The Bathing Suit

PG-Rated


When I was a child, the bathing suit for the mature figure was boned, trussed and reinforced, not so much sewn as engineered. They were built to hold back and uplift; they did a good job. Today's stretch fabrics are designed for the prepubescent girl with a figure carved from a potato chip.

The mature woman has a choice - she can  either go up front to the maternity department and try on a floral  suit with a skirt, coming away looking like a hippopotamus who  escaped from Disney's Fantasia, or she can wander around every run  of the mill department store trying to make a sensible choice from  what amounts to a designer range of florescent rubber bands.

What choice did I have? I wandered around, made my sensible  choice and entered the chamber of horrors known as the fitting room.  The first thing I noticed was the extraordinary tensile strength of  the stretch material.
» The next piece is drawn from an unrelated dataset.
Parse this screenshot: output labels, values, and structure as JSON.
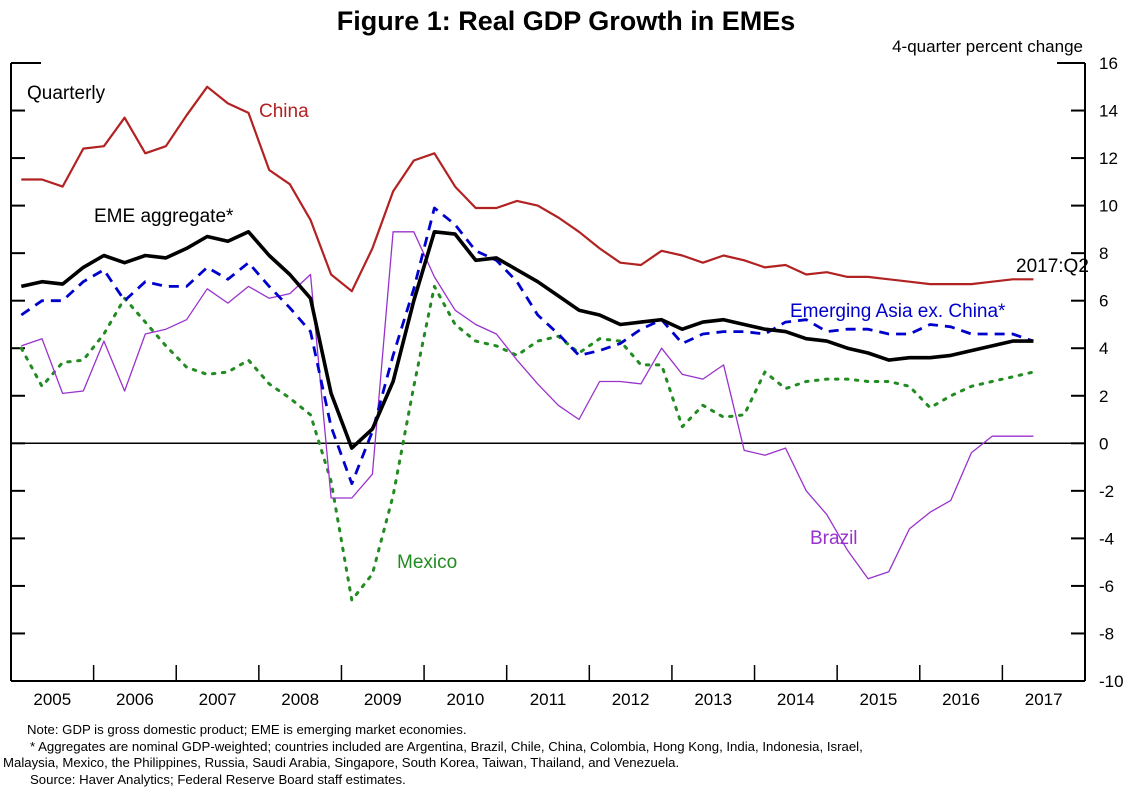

The Lycra used in bathing costumes was  developed, I believe, by NASA to launch small rockets from a  slingshot, which give the added bonus that if you manage to actually  lever yourself into one, you are protected from shark attacks as any  shark taking a swipe at your passing midriff would immediately  suffer whip lash.

I fought my way into the bathing suit, but  as I  twanged the shoulder strap in place, I gasped in horror -  my boobs had disappeared! Eventually, I found one boob cowering  under my left armpit. It took a while to find the other. At last I  located it, flattened beside my seventh rib.

The problem is  that modern bathing suits have no bra cups. The mature woman is  meant to wear her boobs spread across her chest like a speed bump. I  realigned my speed bump and lurched toward the mirror to take a full  view assessment.

The bathing suit fit all right, but  unfortunately it only fit those bits of me willing to stay inside  it. The rest of me oozed out rebelliously from top, bottom, and  sides. I looked like a lump of play dough wearing undersized cling  wrap.

As I tried to work out where all those extra bits had  come from, the prepubescent sales girl popped her head through the  curtain, 'Oh, there you are,' she said, admiring the bathing suit.

I replied that I wasn't so sure and asked what else she had  to show me.

I tried on a cream crinkled one that made me  look like a lump of masking tape, and a floral two piece which gave  the appearance of an oversized napkin in a serving ring.

I  struggled into a pair of leopard skin bathers with ragged frills and  came out looking like Tarzan's Jane, pregnant with triplets and  having a rough day.

I tried on a black number with a mesh  midriff and looked like a jellyfish in mourning.

I tried on  a bright pink suit with such a high cut leg I thought I would have  to wax my eyebrows to wear it .

Finally,  I found a suit that fit - a two-piece affair with a shorts style  bottom and a loose blouse-type top. It was cheap, comfortable, and  bulge-friendly, so I bought it. My ridiculous search had a  successful outcome, I figured.

When I got home, I found a  label which read 'Material might become transparent in water.'

So, if you happen to be on the beach, or near any other body  of water this year, and I'm there too, I'll be the one in cut-off  jeans and a t-shirt!